Law enforcement agents believe the Detroit pipeline brings millions of dollars in drugs annually into North Dakota. But, why would these dealers from Detroit want to drive 19 hours to North Dakota to sell drugs?
Sitting on the Missouri River and stretching a million acres across of six counties, the Fort Berthold reservation has experienced an oil boom that provides tribal members with royalty money, making it attractive to drug dealers, according to the Courier-Journal. Compared to Detroit, there is also a sparse police presence in the area.
“It’s a tempting target, a big target,” said Morrow, who has defended suspected traffickers in the area. “Lots of money, lots of cash.”
In Detroit, DEA agents say one opioid pill sells for $5-$8 wholesale. On the reservation, traffickers can get $80-$100.
Fort Berthold is home to an estimated 5,628 enrolled members of the MHA Nation, said the Courier-Journal. Members of the Mandan, Hidatsa and Arikara – known as the Three Affiliated Tribes – are residents. As of 2019, Bismarck has a population of nearly 73,000, according to the U.S. Census Bureau.
In Bismarck, 74 victims overdosed and eight died last year, according to police data. From Jan. 1 to mid-August of this year, 81 overdoses and 10 deaths have already been reported. On Fort Berthold alone, 108 people overdosed last year and 10 perished.
Across North Dakota, DEA agents intercepted 1,541 fake pills in the fiscal year that ended in September 2018. There have been 16,035 seizures already this fiscal year.
“The illegal drug trade is so devastating,” said MHA Nation Chairman Mark Fox, an attorney and U.S. Marine Corp veteran. Traffickers “have destroyed many of our families.”
In an effort to stop the crisis, Fox persuaded tribal leaders to create their own version of the DEA on the Fort Berthold 2015, called the Division of Drug Enforcement.
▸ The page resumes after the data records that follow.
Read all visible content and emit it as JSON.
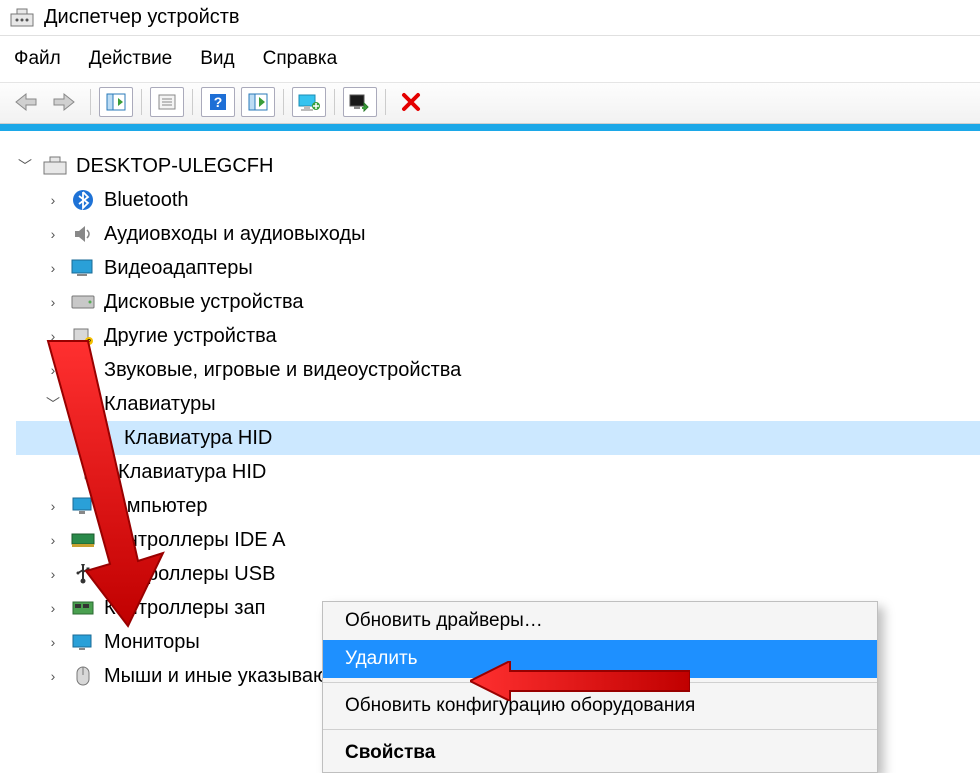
{
  "title": "Диспетчер устройств",
  "menu": {
    "file": "Файл",
    "action": "Действие",
    "view": "Вид",
    "help": "Справка"
  },
  "root": "DESKTOP-ULEGCFH",
  "nodes": {
    "bluetooth": "Bluetooth",
    "audio_io": "Аудиовходы и аудиовыходы",
    "display": "Видеоадаптеры",
    "disk": "Дисковые устройства",
    "other": "Другие устройства",
    "sound": "Звуковые, игровые и видеоустройства",
    "keyboards": "Клавиатуры",
    "kb_hid_1": "Клавиатура HID",
    "kb_hid_2": "Клавиатура HID",
    "computer": "Компьютер",
    "ide": "Контроллеры IDE A",
    "usb": "Контроллеры USB",
    "storage": "Контроллеры зап",
    "monitors": "Мониторы",
    "mice": "Мыши и иные указывающие устройства"
  },
  "ctx": {
    "update": "Обновить драйверы…",
    "delete": "Удалить",
    "scan": "Обновить конфигурацию оборудования",
    "props": "Свойства"
  }
}
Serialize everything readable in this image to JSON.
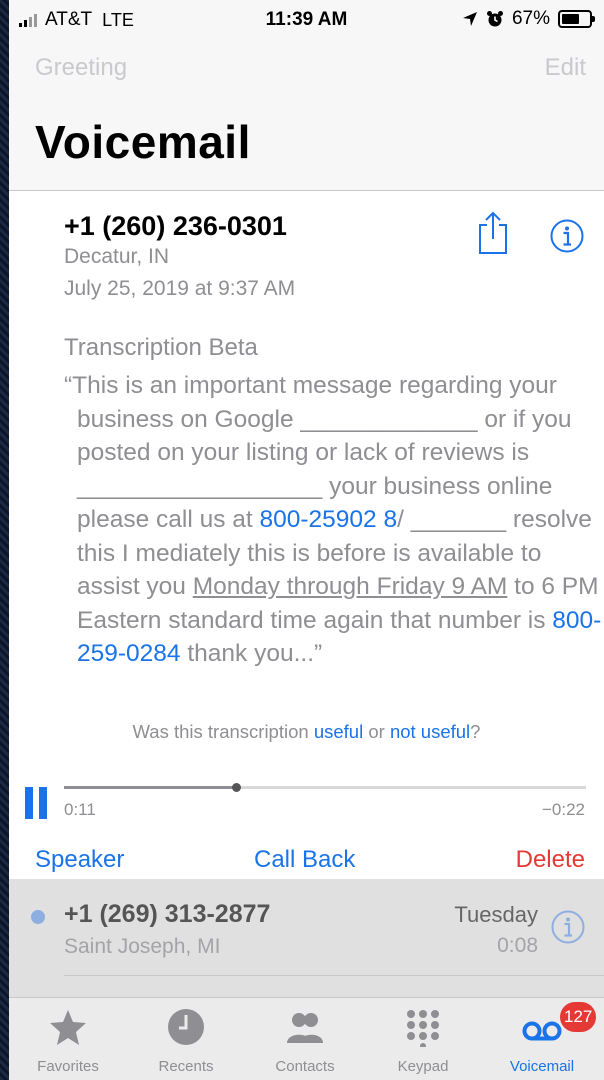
{
  "status_bar": {
    "carrier": "AT&T",
    "network": "LTE",
    "time": "11:39 AM",
    "battery_percent": "67%",
    "battery_level": 0.67
  },
  "nav": {
    "left_label": "Greeting",
    "right_label": "Edit",
    "title": "Voicemail"
  },
  "selected_voicemail": {
    "caller": "+1 (260) 236-0301",
    "location": "Decatur, IN",
    "datetime": "July 25, 2019 at 9:37 AM",
    "transcription_label": "Transcription Beta",
    "transcript": {
      "part1": "“This is an important message regarding your business on Google _____________ or if you posted on your listing or lack of reviews is __________________ your business online please call us at ",
      "link1": "800-25902 8",
      "part2": "/ _______ resolve this I mediately this is before is available to assist you ",
      "underlined": "Monday through Friday 9 AM",
      "part3": " to 6 PM Eastern standard time again that number is ",
      "link2": "800-259-0284",
      "part4": " thank you...”"
    },
    "feedback": {
      "prefix": "Was this transcription ",
      "useful": "useful",
      "middle": " or ",
      "not_useful": "not useful",
      "suffix": "?"
    },
    "player": {
      "elapsed": "0:11",
      "remaining": "−0:22",
      "progress": 0.33
    },
    "actions": {
      "speaker": "Speaker",
      "call_back": "Call Back",
      "delete": "Delete"
    }
  },
  "voicemail_list": [
    {
      "caller": "+1 (269) 313-2877",
      "location": "Saint Joseph, MI",
      "day": "Tuesday",
      "duration": "0:08",
      "unread": true
    }
  ],
  "tab_bar": {
    "tabs": [
      {
        "label": "Favorites",
        "icon": "star-icon"
      },
      {
        "label": "Recents",
        "icon": "clock-icon"
      },
      {
        "label": "Contacts",
        "icon": "contacts-icon"
      },
      {
        "label": "Keypad",
        "icon": "keypad-icon"
      },
      {
        "label": "Voicemail",
        "icon": "voicemail-icon",
        "badge": "127",
        "active": true
      }
    ]
  },
  "colors": {
    "accent": "#1a73e8",
    "destructive": "#e53935",
    "secondary_text": "#8e8e93"
  }
}
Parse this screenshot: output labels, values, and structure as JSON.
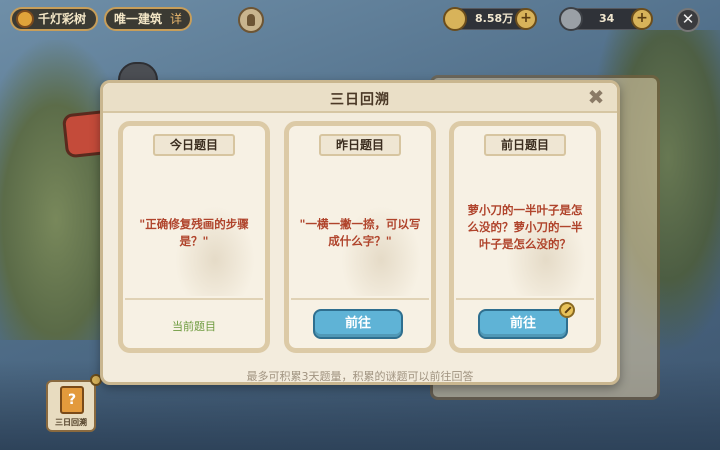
{
  "top_bar": {
    "tree_name": "千灯彩树",
    "building": "唯一建筑",
    "detail": "详",
    "coins": "8.58万",
    "tokens": "34"
  },
  "dialog": {
    "title": "三日回溯",
    "cards": [
      {
        "tag": "今日题目",
        "question": "\"正确修复残画的步骤是？\"",
        "status": "当前题目"
      },
      {
        "tag": "昨日题目",
        "question": "\"一横一撇一捺，可以写成什么字？\"",
        "button": "前往"
      },
      {
        "tag": "前日题目",
        "question": "萝小刀的一半叶子是怎么没的？萝小刀的一半叶子是怎么没的？",
        "button": "前往"
      }
    ],
    "note": "最多可积累3天题量，积累的谜题可以前往回答"
  },
  "bottom_left": {
    "book_label": "三日回溯"
  },
  "colors": {
    "accent_blue": "#5fb3d6",
    "question_red": "#b0442c",
    "current_green": "#6e9b3f"
  }
}
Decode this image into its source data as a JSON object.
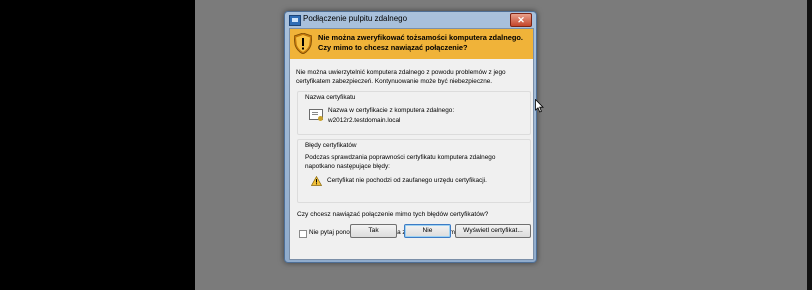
{
  "dialog": {
    "title": "Podłączenie pulpitu zdalnego",
    "close_symbol": "✕",
    "warning_line1": "Nie można zweryfikować tożsamości komputera zdalnego.",
    "warning_line2": "Czy mimo to chcesz nawiązać połączenie?",
    "description_line1": "Nie można uwierzytelnić komputera zdalnego z powodu problemów z jego",
    "description_line2": "certyfikatem zabezpieczeń. Kontynuowanie może być niebezpieczne.",
    "certificate_group": {
      "title": "Nazwa certyfikatu",
      "label": "Nazwa w certyfikacie z komputera zdalnego:",
      "value": "w2012r2.testdomain.local"
    },
    "errors_group": {
      "title": "Błędy certyfikatów",
      "desc_line1": "Podczas sprawdzania poprawności certyfikatu komputera zdalnego",
      "desc_line2": "napotkano następujące błędy:",
      "error": "Certyfikat nie pochodzi od zaufanego urzędu certyfikacji."
    },
    "question": "Czy chcesz nawiązać połączenie mimo tych błędów certyfikatów?",
    "checkbox_label": "Nie pytaj ponownie o połączenia z tym komputerem",
    "buttons": {
      "yes": "Tak",
      "no": "Nie",
      "view_cert": "Wyświetl certyfikat..."
    }
  },
  "colors": {
    "warning_bar": "#f0b339",
    "desktop": "#7b7b7b",
    "left_panel": "#000000"
  },
  "icons": [
    "app-icon",
    "close-icon",
    "shield-warning-icon",
    "certificate-icon",
    "warning-icon",
    "mouse-cursor-icon"
  ]
}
Gerald "Chip" White Jr., who grew up on the reservation leads this team of six special agents to identify cartel associates and dealers and intercept drug shipments and payments.
“You got to hurt their pocketbooks, make it less profitable — and reduce demand,” Fox said.
A residential recovery center was also established in Bismarck that incorporates the Three Affiliated Tribes' culture through customs such as smudging and sweats in an effort to strengthen the spiritual foundation of those in recovery.
Dawn White, who helped Cheyenne’s family find the young woman treatment, arrested many who are treated at the center and she has encouraged them into recovery. Even as she works to save people from the enemy of addiction, White has attended several funerals of loved ones lost to drug use.
“I’m Arikara,” she said, referring to her native tribe. “We’ve always fought our enemies. For me, this is the biggest enemy against our people.”